3. Obtaining consent for collection, use and disclosure
It is our policy to obtain consent for the collection, use and disclosure of “personal information” as required by PIPA. Before any “personal information” is handled by any member or employee of CUPE, they will receive instruction on the requirements to be met under the legislation by the Privacy Coordinator or another person designated by them.
4. Limiting collection
In general, it is our policy to avoid the unnecessary collection of information. Where “personal information” under PIPA is involved, or may be involved, we will require consultation with the Privacy Coordinator or reference to the written directions of the Privacy Coordinator.
5. Limiting use, disclosure and retention
“Personal Information” should only be used for the purpose for which it was collected, and should not be retained after its purpose is finished according to PIPA. There are uses for which the purpose may only seem to be completed, however. Members and employees must refer to the Privacy Coordinator for direction before destruction of “personal information” pursuant to PIPA to ensure that destruction is appropriate. Instead of destruction, the information may sometimes be altered to remove identifying information if appropriate. The Privacy Coordinator will coordinate regular reviews to ensure that “personal information” is not retained unnecessarily.
6. Maintaining accuracy
CUPE will take every reasonable step to ensure that information used in decision-making or disclosed to third parties is accurate and complete. Before making such decisions or disclosures, “personal information” must be checked.

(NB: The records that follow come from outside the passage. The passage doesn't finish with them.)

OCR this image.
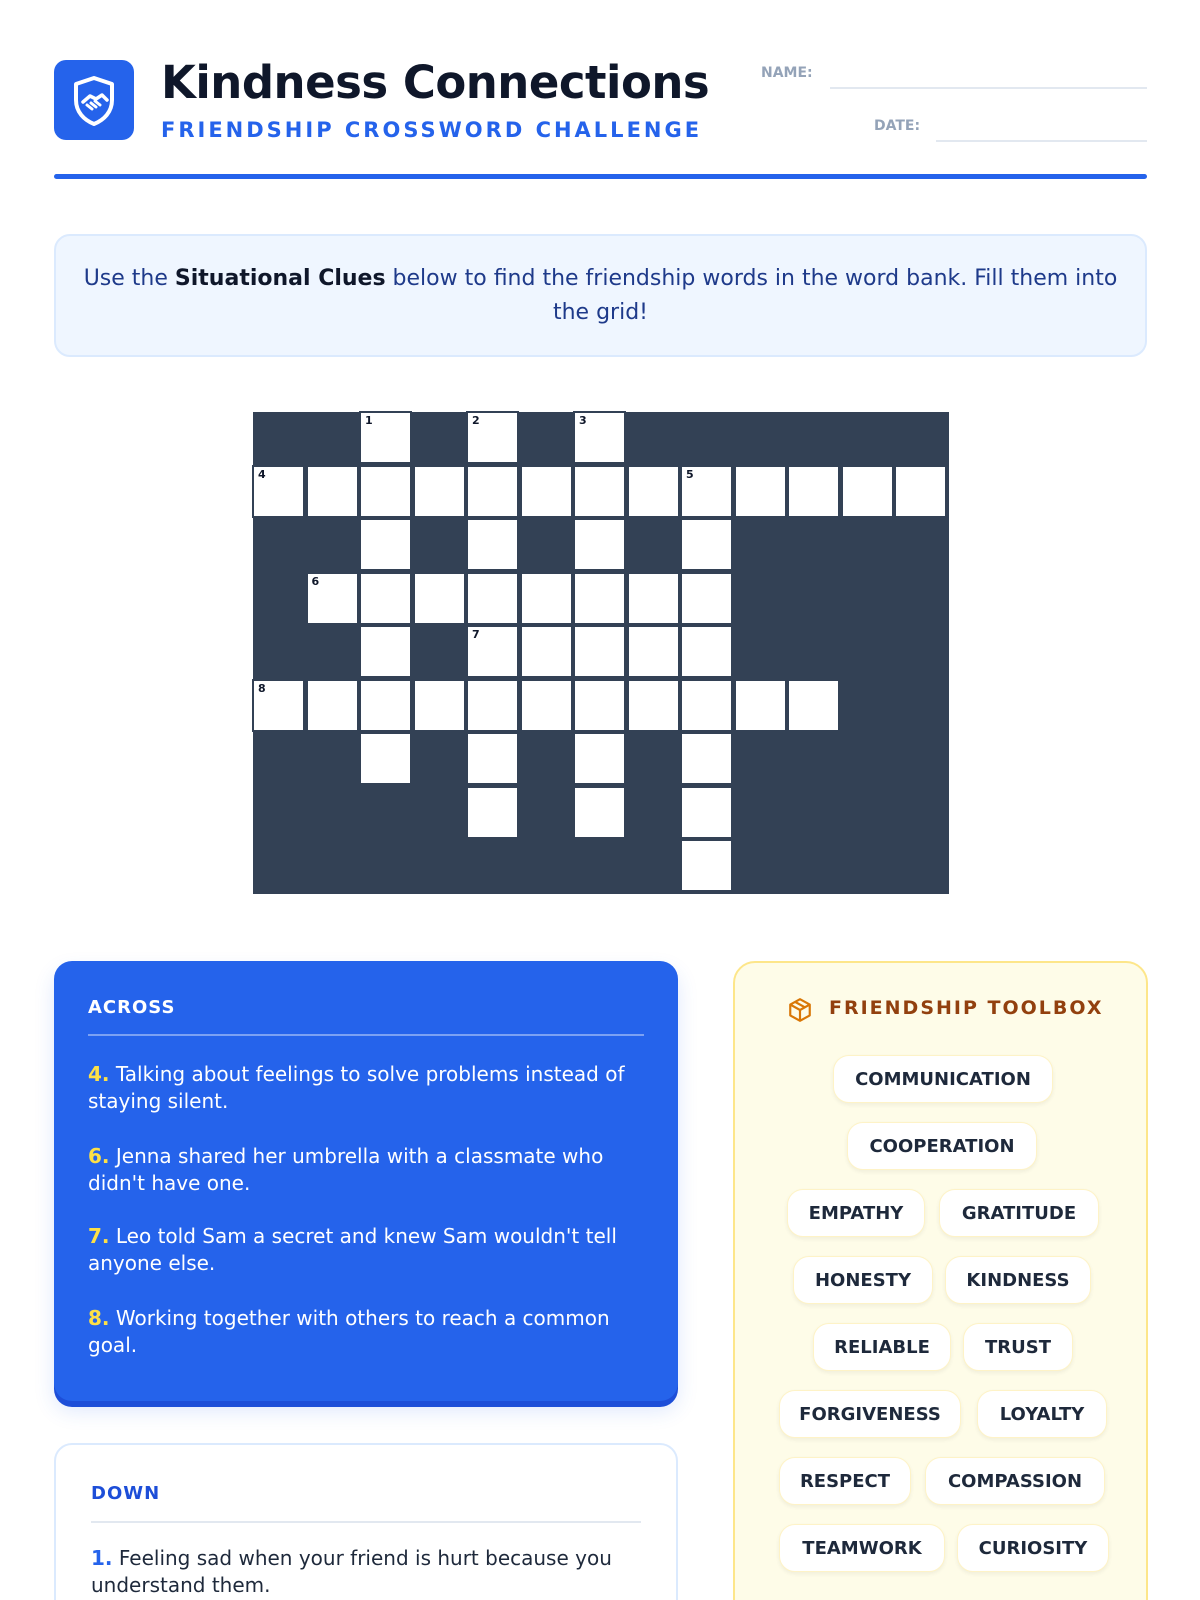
Kindness Connections
FRIENDSHIP CROSSWORD CHALLENGE
NAME:
DATE:
Use the Situational Clues below to find the friendship words in the word bank. Fill them into the grid!
1	2	3
4	5
6
7
8
ACROSS
4. Talking about feelings to solve problems instead of staying silent.
6. Jenna shared her umbrella with a classmate who didn't have one.
7. Leo told Sam a secret and knew Sam wouldn't tell anyone else.
8. Working together with others to reach a common goal.
DOWN
1. Feeling sad when your friend is hurt because you understand them.
FRIENDSHIP TOOLBOX
COMMUNICATION
COOPERATION
EMPATHY	GRATITUDE
HONESTY	KINDNESS
RELIABLE	TRUST
FORGIVENESS	LOYALTY
RESPECT	COMPASSION
TEAMWORK	CURIOSITY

7. Using appropriate safeguards
“Personal information” under PIPA must be protected from theft or unwarranted disclosure. All members and employees of CUPE will be advised of this requirement. The Privacy Coordinator is responsible for ensuring that CUPE maintains adequate safeguards against theft or unauthorized access, use or disclosure. These measures will be reasonably strict depending on the sensitivity of the information involved and will be reviewed on a regular basis by the Privacy Coordinator.

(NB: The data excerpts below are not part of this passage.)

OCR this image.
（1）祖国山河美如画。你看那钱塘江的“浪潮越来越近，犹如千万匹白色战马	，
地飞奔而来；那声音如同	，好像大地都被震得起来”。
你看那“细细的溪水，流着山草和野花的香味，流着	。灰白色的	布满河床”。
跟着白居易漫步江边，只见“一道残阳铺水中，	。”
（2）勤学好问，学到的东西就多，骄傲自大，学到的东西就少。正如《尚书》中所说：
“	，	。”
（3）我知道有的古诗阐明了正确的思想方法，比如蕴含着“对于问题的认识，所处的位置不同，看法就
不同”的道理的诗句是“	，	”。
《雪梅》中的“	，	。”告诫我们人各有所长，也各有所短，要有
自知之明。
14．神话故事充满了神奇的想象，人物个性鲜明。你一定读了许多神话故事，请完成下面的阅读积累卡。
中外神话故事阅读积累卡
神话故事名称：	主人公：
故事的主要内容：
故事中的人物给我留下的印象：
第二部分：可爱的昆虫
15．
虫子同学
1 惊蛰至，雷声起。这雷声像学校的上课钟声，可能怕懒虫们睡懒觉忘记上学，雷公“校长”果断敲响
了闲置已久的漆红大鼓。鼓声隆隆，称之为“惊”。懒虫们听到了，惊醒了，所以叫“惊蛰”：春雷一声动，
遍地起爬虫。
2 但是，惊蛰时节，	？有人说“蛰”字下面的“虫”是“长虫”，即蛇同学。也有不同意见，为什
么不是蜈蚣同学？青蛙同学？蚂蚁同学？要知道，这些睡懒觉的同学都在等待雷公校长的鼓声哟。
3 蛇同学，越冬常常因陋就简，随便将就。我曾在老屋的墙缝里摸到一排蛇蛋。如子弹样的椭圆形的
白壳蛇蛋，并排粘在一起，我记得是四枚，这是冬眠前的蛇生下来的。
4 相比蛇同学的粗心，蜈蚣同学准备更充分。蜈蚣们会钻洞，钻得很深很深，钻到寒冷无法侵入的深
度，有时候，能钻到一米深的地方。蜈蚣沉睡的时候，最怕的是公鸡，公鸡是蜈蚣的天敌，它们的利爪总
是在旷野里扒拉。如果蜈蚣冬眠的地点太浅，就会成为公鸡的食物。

CUPE will make all reasonable efforts to inform the public, its members and its employees of this policy and any subsequent policy with respect to “personal information” under PIPA. To that end, a copy of the current policy will be available on request at our offices. It is our intention to protect “personal information” as defined in PIPA, and to be as open to suggestion, criticism, complaint and inquiry as we can. The Policy Coordinator will be responsible for dealing as quickly as possible with the public, members and employees who have concerns they wish to raise, and with the Privacy Commissioner under PIPA. Complaints and requests under PIPA will be handled by the Privacy Coordinator, who will be happy to assist in drafting them.

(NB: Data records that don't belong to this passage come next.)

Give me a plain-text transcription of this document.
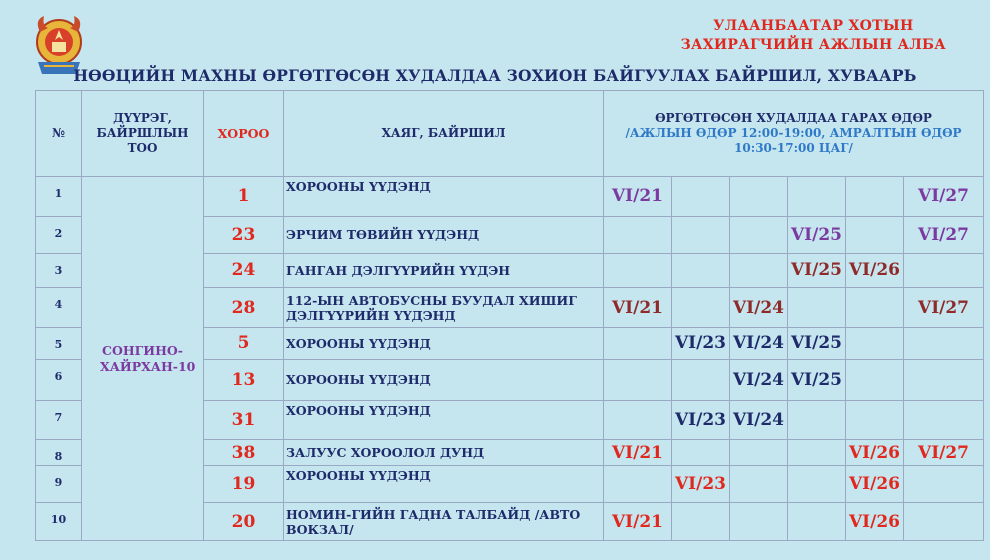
УЛААНБААТАР ХОТЫН
ЗАХИРАГЧИЙН АЖЛЫН АЛБА
НӨӨЦИЙН МАХНЫ ӨРГӨТГӨСӨН ХУДАЛДАА ЗОХИОН БАЙГУУЛАХ БАЙРШИЛ, ХУВААРЬ
№	ДҮҮРЭГ, БАЙРШЛЫН ТОО	ХОРОО	ХАЯГ, БАЙРШИЛ	ӨРГӨТГӨСӨН ХУДАЛДАА ГАРАХ ӨДӨР
/АЖЛЫН ӨДӨР 12:00-19:00, АМРАЛТЫН ӨДӨР 10:30-17:00 ЦАГ/					

1	СОНГИНО-ХАЙРХАН-10	1	ХОРООНЫ ҮҮДЭНД	VI/21					VI/27
2		23	ЭРЧИМ ТӨВИЙН ҮҮДЭНД				VI/25		VI/27
3		24	ГАНГАН ДЭЛГҮҮРИЙН ҮҮДЭН				VI/25	VI/26	
4		28	112-ЫН АВТОБУСНЫ БУУДАЛ ХИШИГ ДЭЛГҮҮРИЙН ҮҮДЭНД	VI/21		VI/24			VI/27
5		5	ХОРООНЫ ҮҮДЭНД		VI/23	VI/24	VI/25		
6		13	ХОРООНЫ ҮҮДЭНД			VI/24	VI/25		
7		31	ХОРООНЫ ҮҮДЭНД		VI/23	VI/24			
8		38	ЗАЛУУС ХОРООЛОЛ ДУНД	VI/21				VI/26	VI/27
9		19	ХОРООНЫ ҮҮДЭНД		VI/23			VI/26	
10		20	НОМИН-ГИЙН ГАДНА ТАЛБАЙД /АВТО ВОКЗАЛ/	VI/21				VI/26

9. Giving individuals access
Under PIPA, individuals have rights to access their “personal information”, with some exceptions. Requests for access should be made to the Privacy Coordinator, who will respond to them as quickly and effectively as possible subject to PIPA’s requirements. If correction of the “personal information” is appropriate, the Privacy Coordinator will receive and act on a request for correction according to PIPA’s requirements. If there is a disagreement about accuracy of the “personal information”, PIPA requires CUPE to make a note of the requested correction attached to the document where the disputed information appears. Fees may be charged under PIPA for access to “personal information”, and may include the costs to CUPE of finding and copying such information. We will keep any such fees to a minimum, covering only our costs. Before doing the work, an estimate of any fees to be charged will be given.
Any decision of the Privacy Coordinator may be appealed to the Executive Board or its delegate(s). CUPE will make every reasonable effort to resolve disputes without the need to involve the Privacy Commissioner under PIPA.